The plot visualises trend of normative pinch variation for key turning and returning only (excluding the release phase). The trajectory is a dual peak shape.

#plotting all trials

filename <- "_trialdata_pinch.tsv"
trialdata_pinch <- read.table(file=paste0("./processed_files/",
                                          filename), header=TRUE, fill = TRUE)

filename <- "newtrialdata_mean_pinch.tsv"
newtrialdata_mean_pinch <- read.table(file=paste0("./processed_files/", filename),
                    header=TRUE, fill = TRUE)

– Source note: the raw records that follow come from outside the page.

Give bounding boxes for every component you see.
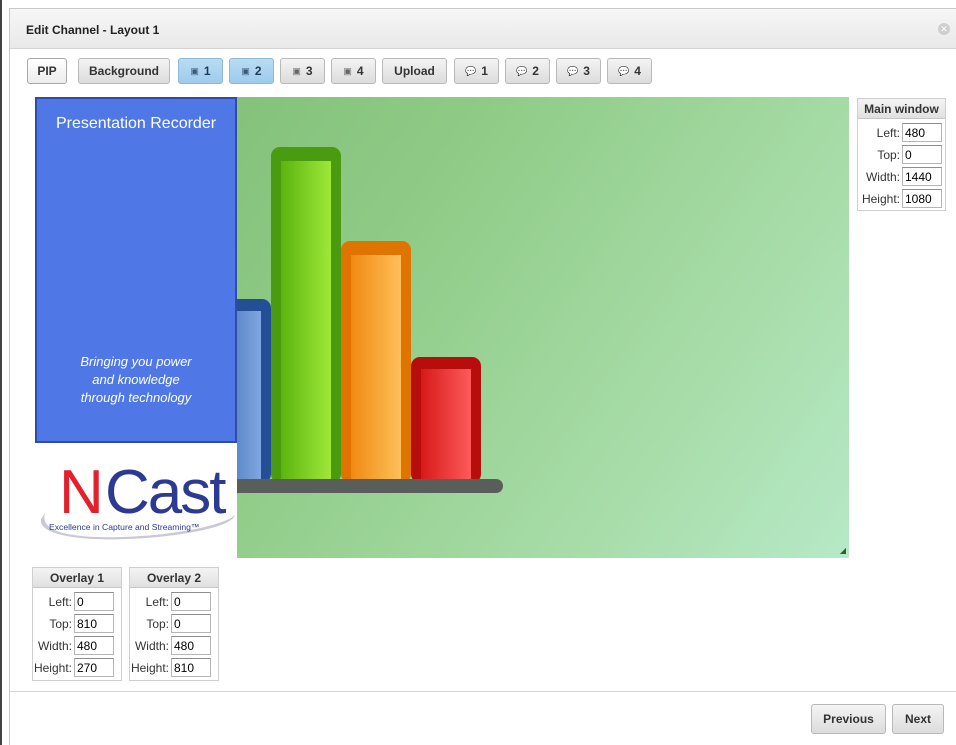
- text-slot-label: 2: [532, 64, 539, 78]
- layout-preview: ◢ Presentation Recorder Bringing you pow…: [35, 97, 849, 558]
- text-slot-3-button[interactable]: 💬 3: [556, 58, 601, 84]
- overlay-1-tagline: Bringing you power and knowledge through t…: [80, 354, 192, 405]
- close-icon[interactable]: ✕: [938, 23, 950, 35]
- next-button[interactable]: Next: [892, 704, 944, 734]
- height-label: Height:: [130, 660, 169, 675]
- background-button[interactable]: Background: [78, 58, 170, 84]
- window-edge: [0, 0, 2, 745]
- svg-text:Cast: Cast: [105, 458, 226, 527]
- image-slot-label: 3: [305, 64, 313, 78]
- upload-button[interactable]: Upload: [382, 58, 447, 84]
- text-icon: 💬: [618, 65, 630, 76]
- pip-button[interactable]: PIP: [27, 58, 67, 84]
- height-label: Height:: [861, 191, 900, 206]
- image-slot-2-button[interactable]: ▣ 2: [229, 58, 274, 84]
- image-slot-3-button[interactable]: ▣ 3: [280, 58, 325, 84]
- overlay-1-panel: Overlay 1 Left: Top: Width: Height:: [32, 567, 122, 681]
- text-slot-label: 3: [583, 64, 590, 78]
- footer-divider: [10, 691, 956, 692]
- image-slot-label: 4: [356, 64, 364, 78]
- overlay-1-panel-title: Overlay 1: [33, 568, 121, 588]
- overlay-1-top-input[interactable]: [74, 614, 114, 633]
- text-slot-2-button[interactable]: 💬 2: [505, 58, 550, 84]
- ncast-logo: N Cast Excellence in Capture and Streami…: [40, 458, 236, 540]
- image-icon: ▣: [241, 65, 250, 76]
- width-label: Width:: [134, 638, 169, 653]
- edit-channel-dialog: Edit Channel - Layout 1 ✕ PIP Background…: [9, 8, 956, 745]
- overlay-2-panel-title: Overlay 2: [130, 568, 218, 588]
- overlay-2-top-input[interactable]: [171, 614, 211, 633]
- main-window-left-input[interactable]: [902, 123, 942, 142]
- height-label: Height:: [33, 660, 72, 675]
- left-label: Left:: [876, 125, 900, 140]
- main-window-panel-title: Main window: [858, 99, 945, 119]
- top-label: Top:: [877, 147, 900, 162]
- left-label: Left:: [145, 594, 169, 609]
- main-window-panel: Main window Left: Top: Width: Height:: [857, 98, 946, 211]
- width-label: Width:: [37, 638, 72, 653]
- top-label: Top:: [49, 616, 72, 631]
- overlay-1-height-input[interactable]: [74, 658, 114, 677]
- dialog-titlebar: Edit Channel - Layout 1 ✕: [10, 9, 956, 49]
- text-slot-label: 4: [634, 64, 641, 78]
- image-icon: ▣: [190, 65, 199, 76]
- text-slot-label: 1: [481, 64, 488, 78]
- image-icon: ▣: [292, 65, 301, 76]
- image-slot-1-button[interactable]: ▣ 1: [178, 58, 223, 84]
- image-slot-4-button[interactable]: ▣ 4: [331, 58, 376, 84]
- svg-text:Excellence in Capture and Stre: Excellence in Capture and Streaming™: [49, 522, 199, 532]
- overlay-2-height-input[interactable]: [171, 658, 211, 677]
- width-label: Width:: [865, 169, 900, 184]
- top-label: Top:: [146, 616, 169, 631]
- text-icon: 💬: [516, 65, 528, 76]
- overlay-2-panel: Overlay 2 Left: Top: Width: Height:: [129, 567, 219, 681]
- overlay-1-width-input[interactable]: [74, 636, 114, 655]
- image-slot-label: 2: [254, 64, 262, 78]
- text-icon: 💬: [465, 65, 477, 76]
- previous-button[interactable]: Previous: [811, 704, 886, 734]
- overlay-2-width-input[interactable]: [171, 636, 211, 655]
- image-icon: ▣: [343, 65, 352, 76]
- main-window-top-input[interactable]: [902, 145, 942, 164]
- svg-text:N: N: [59, 458, 102, 527]
- left-label: Left:: [48, 594, 72, 609]
- resize-handle-icon[interactable]: ◢: [840, 546, 846, 555]
- main-window-width-input[interactable]: [902, 167, 942, 186]
- main-window-height-input[interactable]: [902, 189, 942, 208]
- overlay-1-left-input[interactable]: [74, 592, 114, 611]
- overlay-1-preview[interactable]: Presentation Recorder Bringing you power…: [35, 97, 237, 443]
- text-slot-1-button[interactable]: 💬 1: [454, 58, 499, 84]
- overlay-2-preview[interactable]: N Cast Excellence in Capture and Streami…: [35, 443, 237, 558]
- overlay-1-title: Presentation Recorder: [55, 115, 217, 132]
- overlay-2-left-input[interactable]: [171, 592, 211, 611]
- text-icon: 💬: [567, 65, 579, 76]
- image-slot-label: 1: [203, 64, 211, 78]
- dialog-title: Edit Channel - Layout 1: [26, 23, 160, 37]
- text-slot-4-button[interactable]: 💬 4: [607, 58, 652, 84]
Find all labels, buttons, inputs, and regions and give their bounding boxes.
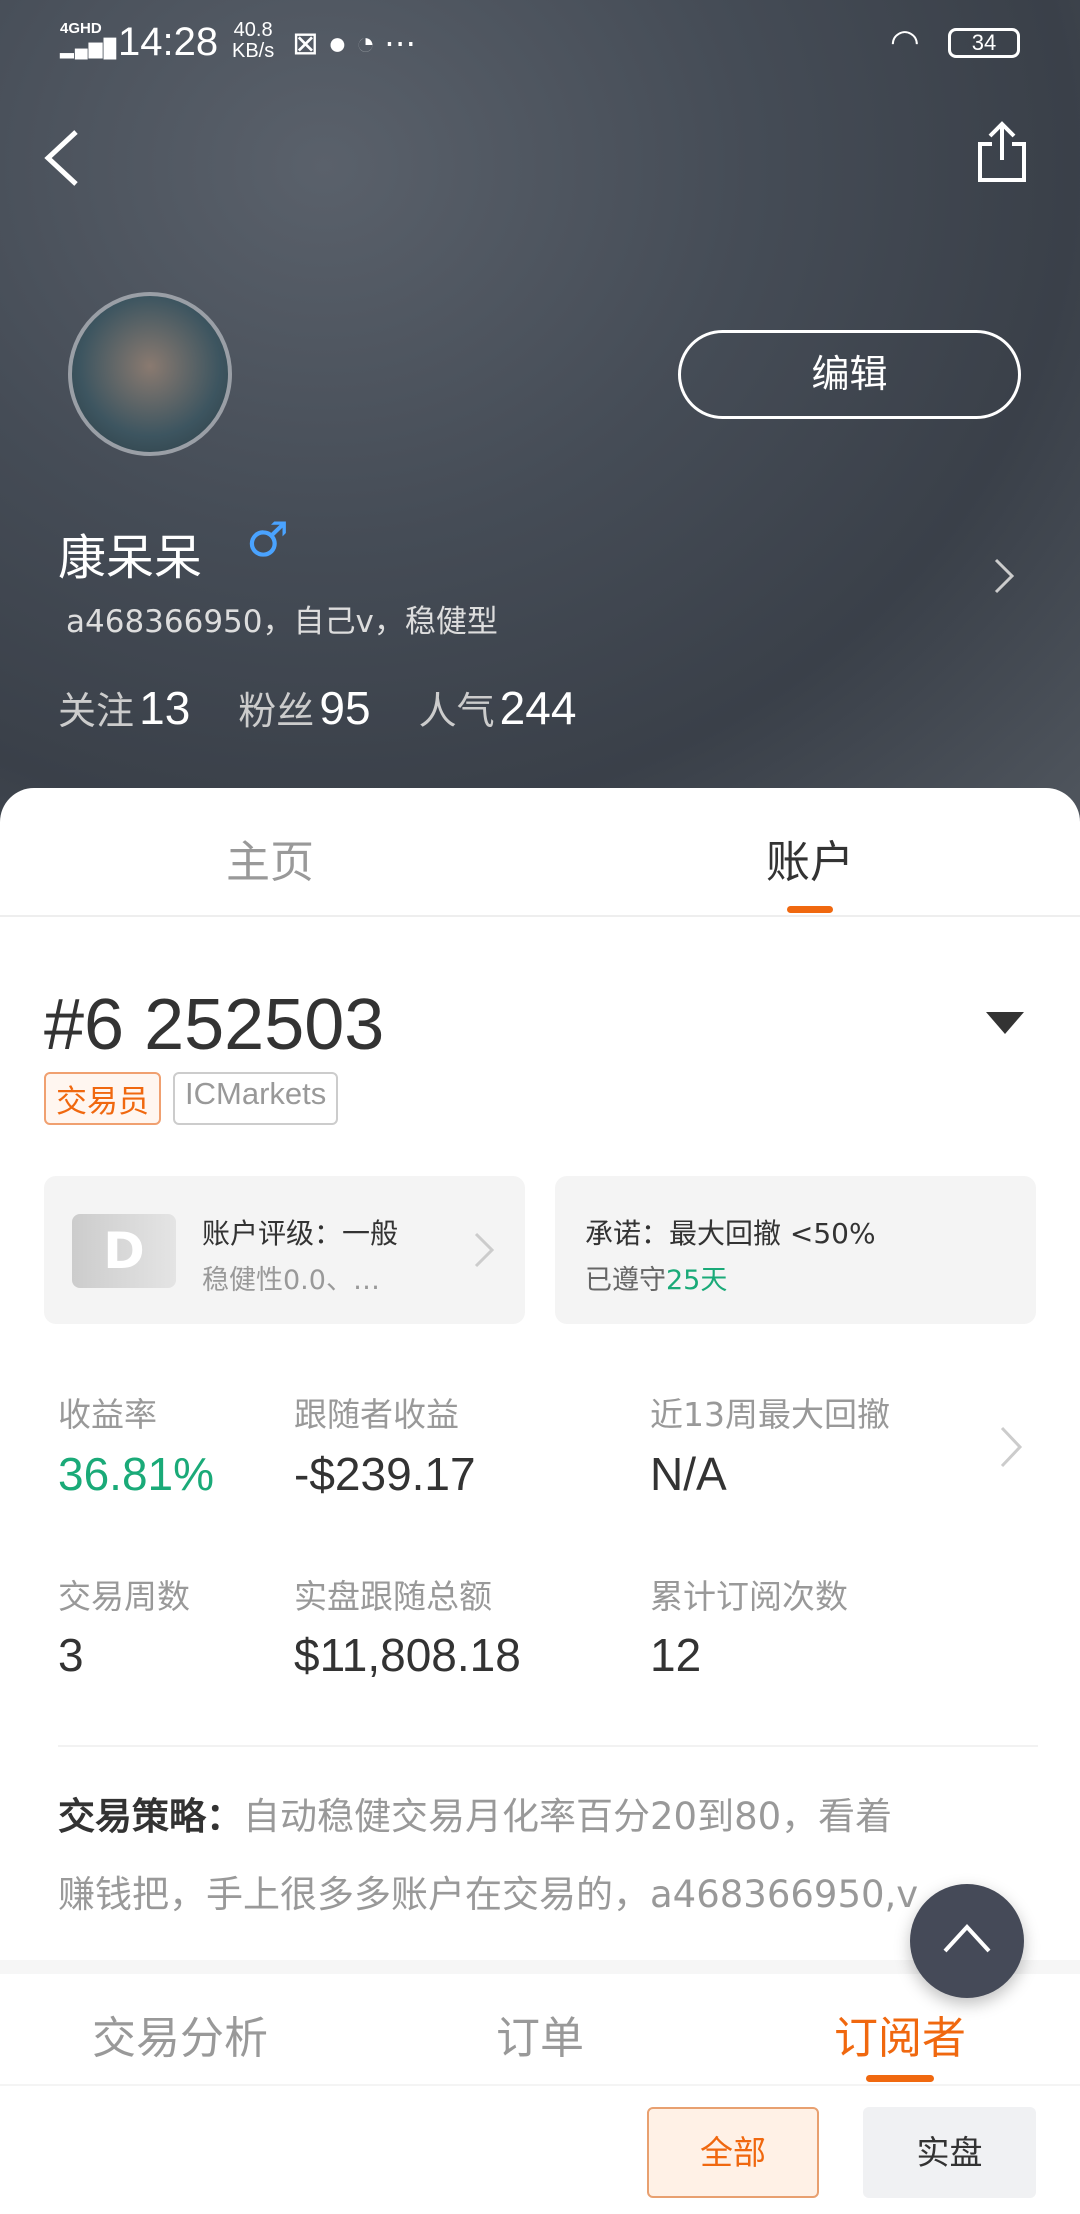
- account-number: #6 252503: [44, 985, 385, 1065]
- metric-label: 交易周数: [58, 1577, 190, 1616]
- promise-title: 承诺：最大回撤 <50%: [585, 1217, 876, 1250]
- network-speed: 40.8 KB/s: [232, 19, 275, 62]
- gender-male-icon: ♂: [246, 512, 290, 568]
- metric-drawdown: N/A: [650, 1448, 727, 1500]
- metric-follower-profit: -$239.17: [294, 1448, 476, 1500]
- divider: [0, 915, 1080, 917]
- chevron-right-icon[interactable]: [992, 556, 1016, 596]
- metric-label: 近13周最大回撤: [650, 1395, 890, 1434]
- tab-indicator: [787, 906, 833, 913]
- strategy-line-1: 交易策略：自动稳健交易月化率百分20到80，看着: [58, 1795, 893, 1838]
- rating-sub: 稳健性0.0、…: [202, 1265, 380, 1296]
- filter-live-button[interactable]: 实盘: [863, 2107, 1036, 2198]
- profile-name: 康呆呆: [58, 530, 203, 586]
- tab-home[interactable]: 主页: [226, 826, 314, 890]
- tab-trade-analysis[interactable]: 交易分析: [92, 2002, 268, 2066]
- divider: [58, 1745, 1038, 1747]
- metric-return: 36.81%: [58, 1448, 215, 1500]
- metric-subscriptions: 12: [650, 1629, 702, 1681]
- profile-stats: 关注 13 粉丝 95 人气 244: [58, 680, 576, 735]
- metric-label: 收益率: [58, 1395, 157, 1434]
- network-indicator: 4GHD: [60, 20, 102, 37]
- metric-label: 实盘跟随总额: [294, 1577, 492, 1616]
- back-icon[interactable]: [40, 128, 84, 188]
- profile-bio: a468366950，自己v，稳健型: [66, 604, 498, 640]
- metric-label: 跟随者收益: [294, 1395, 459, 1434]
- share-icon[interactable]: [976, 120, 1028, 184]
- trader-badge: 交易员: [44, 1072, 161, 1125]
- strategy-line-2: 赚钱把，手上很多多账户在交易的，a468366950,v: [58, 1873, 919, 1916]
- battery-icon: 34: [948, 28, 1020, 58]
- promise-sub: 已遵守25天: [585, 1265, 728, 1296]
- metric-follow-total: $11,808.18: [294, 1629, 521, 1681]
- metric-label: 累计订阅次数: [650, 1577, 848, 1616]
- promise-card: 承诺：最大回撤 <50% 已遵守25天: [555, 1176, 1036, 1324]
- rating-title: 账户评级：一般: [202, 1217, 399, 1250]
- stat-fans[interactable]: 粉丝 95: [238, 680, 370, 735]
- filter-all-button[interactable]: 全部: [647, 2107, 819, 2198]
- grade-badge: D: [72, 1214, 176, 1288]
- chevron-right-icon: [474, 1232, 495, 1268]
- metric-weeks: 3: [58, 1629, 84, 1681]
- stat-popularity: 人气 244: [418, 682, 577, 734]
- stat-following[interactable]: 关注 13: [58, 680, 190, 735]
- scroll-top-button[interactable]: [910, 1884, 1024, 1998]
- tab-orders[interactable]: 订单: [496, 2002, 584, 2066]
- signal-icon: ▂▄▆█: [60, 38, 118, 58]
- divider: [0, 2084, 1080, 2086]
- broker-badge: ICMarkets: [173, 1072, 339, 1125]
- tab-indicator: [866, 2075, 934, 2082]
- tab-subscribers[interactable]: 订阅者: [834, 2002, 966, 2066]
- avatar[interactable]: [68, 292, 232, 456]
- tab-account[interactable]: 账户: [766, 826, 854, 890]
- notification-icons: ⊠ ● ◔ ⋯: [292, 25, 417, 61]
- dropdown-icon[interactable]: [986, 1012, 1024, 1036]
- chevron-right-icon[interactable]: [998, 1424, 1024, 1470]
- account-badges: 交易员 ICMarkets: [44, 1072, 339, 1125]
- status-time: 14:28: [118, 20, 219, 64]
- rating-card[interactable]: D 账户评级：一般 稳健性0.0、…: [44, 1176, 525, 1324]
- chevron-up-icon: [943, 1924, 991, 1953]
- edit-button[interactable]: 编辑: [678, 330, 1021, 419]
- wifi-icon: ◠: [890, 23, 920, 61]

long_transpose_pinch <- reshape2::melt(trialdata_pinch, id.vars = "X")
colnames(long_transpose_pinch) <- c("time", "subject", "value")
View(long_transpose_pinch)



# Fisher EM clustering
newtrialdata_mean_pinch <- newtrialdata_mean_pinch[,2:102]
res = FisherEM::fem(newtrialdata_mean_pinch,K=2,model='AB',method='reg')
#plot(res)
fem_mean <- t(res$mean)    #get from following fem
long_fem_mean <- reshape2::melt(fem_mean)
colnames(long_fem_mean) <- c("time", "cluster", "value")



#---------------
# 288 profiles ensembles
#---------------

library(ggplot2)
library("ggthemes")  
ggbase <- ggplot(long_transpose_pinch,                            # Draw ggplot2 time series plot
                 aes(x = time,
                     y = value,
                     col = subject)) +
    geom_line() + 
    theme(legend.position = "none") 

gg1 <- ggbase+ labs(x = "Normalised Time(%)", y = "Pinch Force (kg)") +
    ggtitle("Absolute Pinch Force vs Normarlised Time") +
    theme_hc() + theme(legend.position = "none") +
    geom_point(data=long_fem_mean, aes(x = time, y = value), 
               pch = 13, size = 3.0, colour ="black", alpha = 1)
gg1

6. Wrap Up

[Update Jan 2023] Good news! The presented work eventually leads to publication in a Biomechanics conference. I’m grateful for this opportunity to promote the potential of sensor data in tracking hand dexterity recovery in rehabilitation field. Below with a sneak preview.

Sneak Preview

In this notebook, we get to see how normative key turning pinch profile is like. The next step is to compare it with stroke survivor pinch profile and to discover useful metric able to distinguish the healthy and post-stroke condition.

7. Something about statistics

To identify useful metric, we can preliminary employ Two Sample t-test (parametric test for normal distribution) or Wilcoxon-Mann-Whitney test (non-parametric without underlying distribution) to prove our hypothesis. Taking t-test as example:

  • let’s say mean time of key turning is considered as indicator, then our hypothesis will be:
    • H0: mean time in healthy population equals mean time in stroke survivor population: t0=t1
    • H1: mean time in healthy population does not equal mean time in stroke survivor population: t0≠t1

We can use t.test() or wilcox.test() in R to run hypothesis test. (note: wilcox has different hypothesis statement)

If the p-value is <0.05, we have sufficient evidence to reject null H0 and conclude mean time is significantly different between two groups. That gives an insight that such sensor measurement can be used to measure human hand dexterity performance. It will encourage sensor-based approach to monitor patient’s hand rehabilitation journey.